Der Name Freieslebenit
Friedrich MOHS nennt das Mineral "Peritomer Antimon-Glanz" (nach
BREITHAUPT, 1832). Bei William PHILLIPS (1823) findet
es sich als "Sulphuret of Silver and Antimony". 1832 nannte August BREITHAUPT
das Mineral "Staurotyper Basitom-Glanz". Edward John CHAPMAN (1843,
nach HINTZE, 1904) wählte den Namen "Donacargyrit". James Dwight
DANA (1844) stellt den systematischen Namen "Lunites peritomus" nach
der LINNÉschen binomialen Nomenklatur auf, abgeleitet von Luna =
Mond, dem alchemistischen Symbol für Silber. Wilhelm HAIDINGER führte
1845 schließlich in seiner Mineralsystematik den heute gebräuchlichen Namen
Freieslebenit nach dem sächsischen Bergbeamten und Verfasser zahlreicher
mineralogischer Arbeiten, Johann Carl FREIESLEBEN (1774 - 1846) ein.

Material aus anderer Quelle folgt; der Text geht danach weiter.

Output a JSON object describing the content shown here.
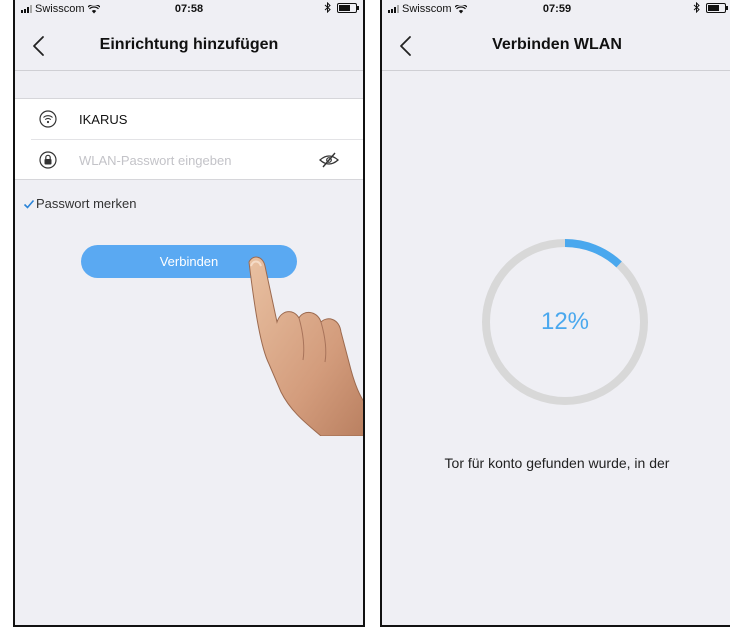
{
  "left_screen": {
    "status": {
      "carrier": "Swisscom",
      "time": "07:58"
    },
    "nav": {
      "title": "Einrichtung hinzufügen"
    },
    "wifi": {
      "ssid": "IKARUS",
      "password_placeholder": "WLAN-Passwort eingeben"
    },
    "remember_label": "Passwort merken",
    "remember_checked": true,
    "connect_label": "Verbinden"
  },
  "right_screen": {
    "status": {
      "carrier": "Swisscom",
      "time": "07:59"
    },
    "nav": {
      "title": "Verbinden WLAN"
    },
    "progress": {
      "percent": 12,
      "label": "12%"
    },
    "message": "Tor für konto gefunden wurde, in der"
  },
  "colors": {
    "accent": "#5aa9f2",
    "progress_fg": "#4aa8ee",
    "progress_track": "#d8d8d8",
    "background": "#efeff4"
  },
  "icons": {
    "wifi": "wifi-icon",
    "lock": "lock-icon",
    "eye_hidden": "eye-hidden-icon",
    "check": "check-icon",
    "back": "chevron-left-icon",
    "bluetooth": "bluetooth-icon",
    "battery": "battery-icon"
  }
}
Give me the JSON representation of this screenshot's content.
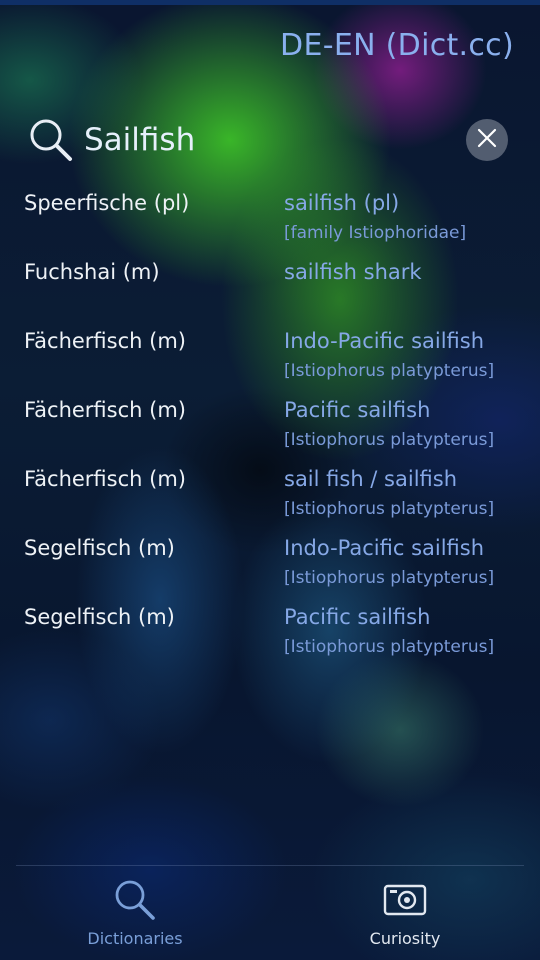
{
  "header": {
    "title": "DE-EN (Dict.cc)"
  },
  "search": {
    "query": "Sailfish"
  },
  "results": [
    {
      "de": "Speerfische (pl)",
      "en": "sailfish (pl)",
      "note": "[family Istiophoridae]"
    },
    {
      "de": "Fuchshai (m)",
      "en": "sailfish shark",
      "note": ""
    },
    {
      "de": "Fächerfisch (m)",
      "en": "Indo-Pacific sailfish",
      "note": "[Istiophorus platypterus]"
    },
    {
      "de": "Fächerfisch (m)",
      "en": "Pacific sailfish",
      "note": "[Istiophorus platypterus]"
    },
    {
      "de": "Fächerfisch (m)",
      "en": "sail fish / sailfish",
      "note": "[Istiophorus platypterus]"
    },
    {
      "de": "Segelfisch (m)",
      "en": "Indo-Pacific sailfish",
      "note": "[Istiophorus platypterus]"
    },
    {
      "de": "Segelfisch (m)",
      "en": "Pacific sailfish",
      "note": "[Istiophorus platypterus]"
    }
  ],
  "tabs": [
    {
      "label": "Dictionaries",
      "icon": "search-icon",
      "active": true
    },
    {
      "label": "Curiosity",
      "icon": "camera-icon",
      "active": false
    }
  ],
  "colors": {
    "accent": "#86a8e6",
    "primary_text": "#eef2f6"
  }
}
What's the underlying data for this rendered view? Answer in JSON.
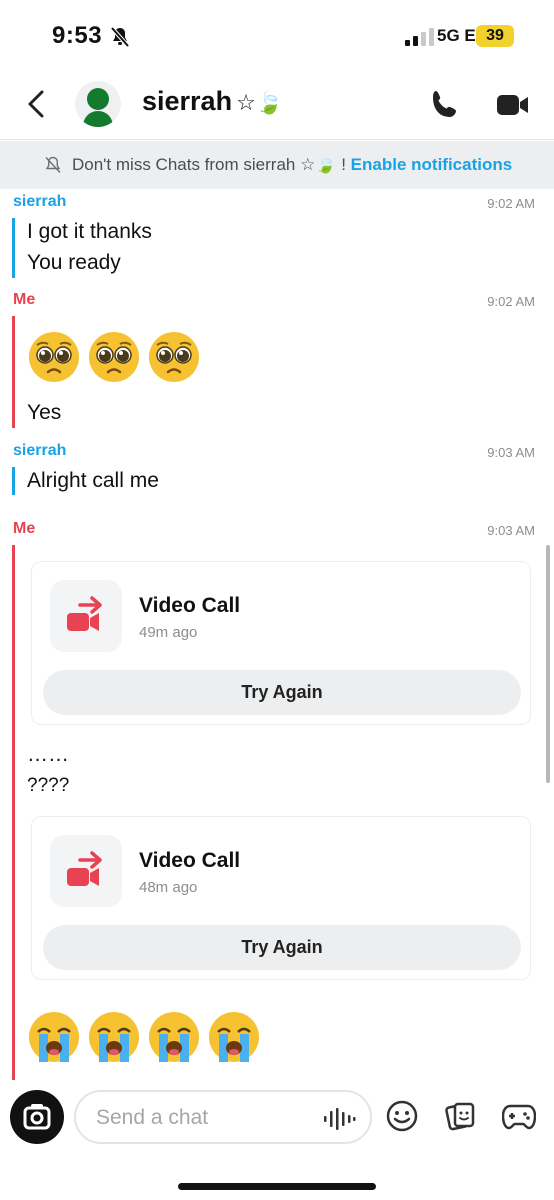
{
  "status_bar": {
    "time": "9:53",
    "network": "5G E",
    "battery": "39"
  },
  "header": {
    "name": "sierrah",
    "name_decoration": "☆🍃"
  },
  "banner": {
    "prefix": "Don't miss Chats from sierrah ☆🍃 !",
    "link": "Enable notifications"
  },
  "messages": [
    {
      "sender": "sierrah",
      "time": "9:02 AM",
      "lines": [
        "I got it thanks",
        "You ready"
      ]
    },
    {
      "sender": "Me",
      "time": "9:02 AM",
      "emoji": "pleading-face x3",
      "lines": [
        "Yes"
      ]
    },
    {
      "sender": "sierrah",
      "time": "9:03 AM",
      "lines": [
        "Alright call me"
      ]
    },
    {
      "sender": "Me",
      "time": "9:03 AM",
      "lines": [
        "……",
        "????"
      ]
    }
  ],
  "calls": [
    {
      "title": "Video Call",
      "ago": "49m ago",
      "button": "Try Again"
    },
    {
      "title": "Video Call",
      "ago": "48m ago",
      "button": "Try Again"
    }
  ],
  "final_emoji": "loudly-crying-face x4",
  "composer": {
    "placeholder": "Send a chat"
  },
  "colors": {
    "them": "#1aa2e6",
    "me": "#e84352",
    "accent_link": "#1aa2e6",
    "call_red": "#e84352"
  }
}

Keinerlei Bedeutung mehr erlangte die Umbenennung des Minerals durch Ernst Friedrich
GLOCKER 1847 in "Calamolamprites Freieslebeni, Freieslebenscher Schilfglanz".
Die chemische Formel für Freieslebenit
Eine erste, allerdings unvollständige chemische Analyse an Material von der Grube
Alter Grüner Zweig, Zug bei Freiberg, führte Karl Friedrich
PLATTNER (in BREITHAUPT, 1832) durch (siehe Tabelle unten).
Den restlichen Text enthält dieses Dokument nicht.